Black carbon is accelerating the shrinking of glaciers around the world Burning fossil fuels and biomass are the primary sources of “black carbon” in the earth’s atmosphere, and deposits of black carbon are building up on glaciers, accelerating ice loss, according to a research team that includes Robert Spencer of the Woods Hole Research Center in Massachusetts. Black carbon deposits in these remote, “pristine” locations provide direct evidence of the impact human activity is having on the environment.

“We are finding this human derived signature in a corner of the U.S. that is traditionally viewed as being exceptionally pristine,” Spencer was quotes in a Eurekalert news release. “The burning of biomass and fossil fuels has an impact we can witness in these glacier systems although they are distant from industrial centers, and it highlights that the surface bio-geochemical cycles of today are universally post-industrial in a way we do not fully appreciate.”

Glaciers, Black Carbon & Dissolved Organic Matter

Glacier ice loss is accelerating globally, and deposition of black carbon is contributing to it. Black carbon deposits darken the surface of glaciers and increases their absorption of light and heat. Spencer and his fellow researchers have been studying this phenomenon at the Mendenhall Glacier near Juneau, Alaska.

Glaciers pick up a lot of carbon as part of dissolved organic matter (DOM) as they grind their way over land, including “natural” DOM from ancient plants, trees and animal life forms. This is transported to downstream ecosystems in meltwater and taken up at the base of aquatic food webs by microorganisms.

Adding to the DOM taken up and distributed by glacial cycles are black carbon deposits from rain and snow, which include carbon from burning fossil fuels and biomass.

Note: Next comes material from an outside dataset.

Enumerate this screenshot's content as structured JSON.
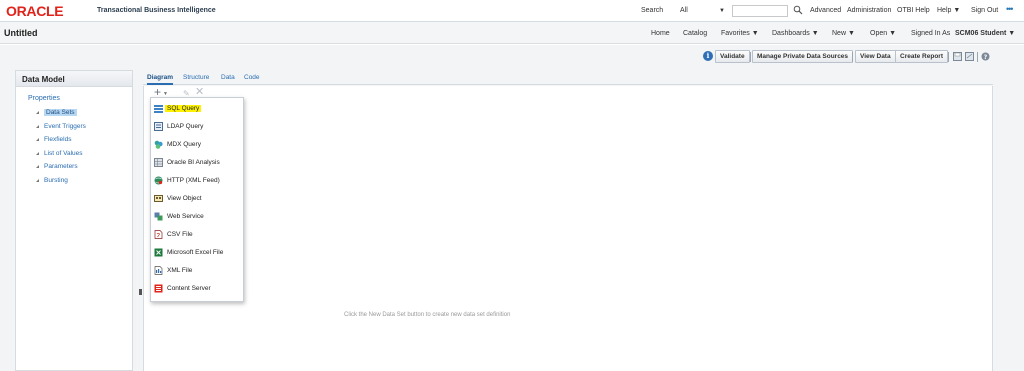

Distinguishing the original source of the carbon in DOM has been an obstacle to gaining better understanding of the carbon cycle in glacial regions. New evidence from radiocarbon dating and ultra-high resolution mass spectrometry has led Spencer and his colleagues to believe that the carbon comes mainly from the burning of fossil fuels and modern-day biomass, however.

The same process of DOM uptake and distribution occurs in environments around the world, where rivers and other waterways carry DOM to the sea. Whereas carbon-rich DOM in tropical and temperate environments is quickly taken up in the food web, DOM in glacial environments persists longer, which makes glacier ecosystems such as the Mendenhall Glacier unique, “sentinel” locations to study the carbon cycle and the extent to which anthropogenic – man-made – carbon from burning fossil fuels and biomass contributes to the cycle.

“In frigid glacier environments any input stands out, making glaciers ideal sentinel ecosystems for the detection and study of anthropogenic perturbation,” Spencer explained. “However, the deposition of this organic material happens everywhere and in vibrant ecosystems such as those found in temperate or tropical regions, once this organic material makes landfall it is quickly consumed in the general milieu of life.”

Post-Industrial Age Phenomenon

Glacier ecosystems cover 10% of the earth’s surface. Together with ice sheets they are the second largest reservoirs of freshwater on earth. Nonetheless, the carbon cycle in glacial areas is poorly understood.

“Improving our understanding of glacier bio-geochemistry is of great urgency, as glacier environments are among the most sensitive to climate change and the effects of industrial pollution,” Spencer stated.

Furthermore, post-industrial deposits of black carbon have changed the bio-geochemistry of the oceans. Marine and aquatic microbes that make up the base of the food web are very sensitive to the quantity and quality of carbon dissolved in water.

The researchers found that the organic matter in glacial meltwaters in large part originate as a result of human activities, which means that the supply of glacier carbon in Gulf of Alaska coastal waters is a modern, post-industrial phenomenon, they say.

“When we look at the marine food webs today, we may be seeing a picture that is significantly different from what existed before the late-18th century,” said Aron Stubbins a research team member from the Skidaway Institute of Oceanography. “It is unknown how this man-made carbon has influenced the coastal food webs of Alaska and the fisheries they support.”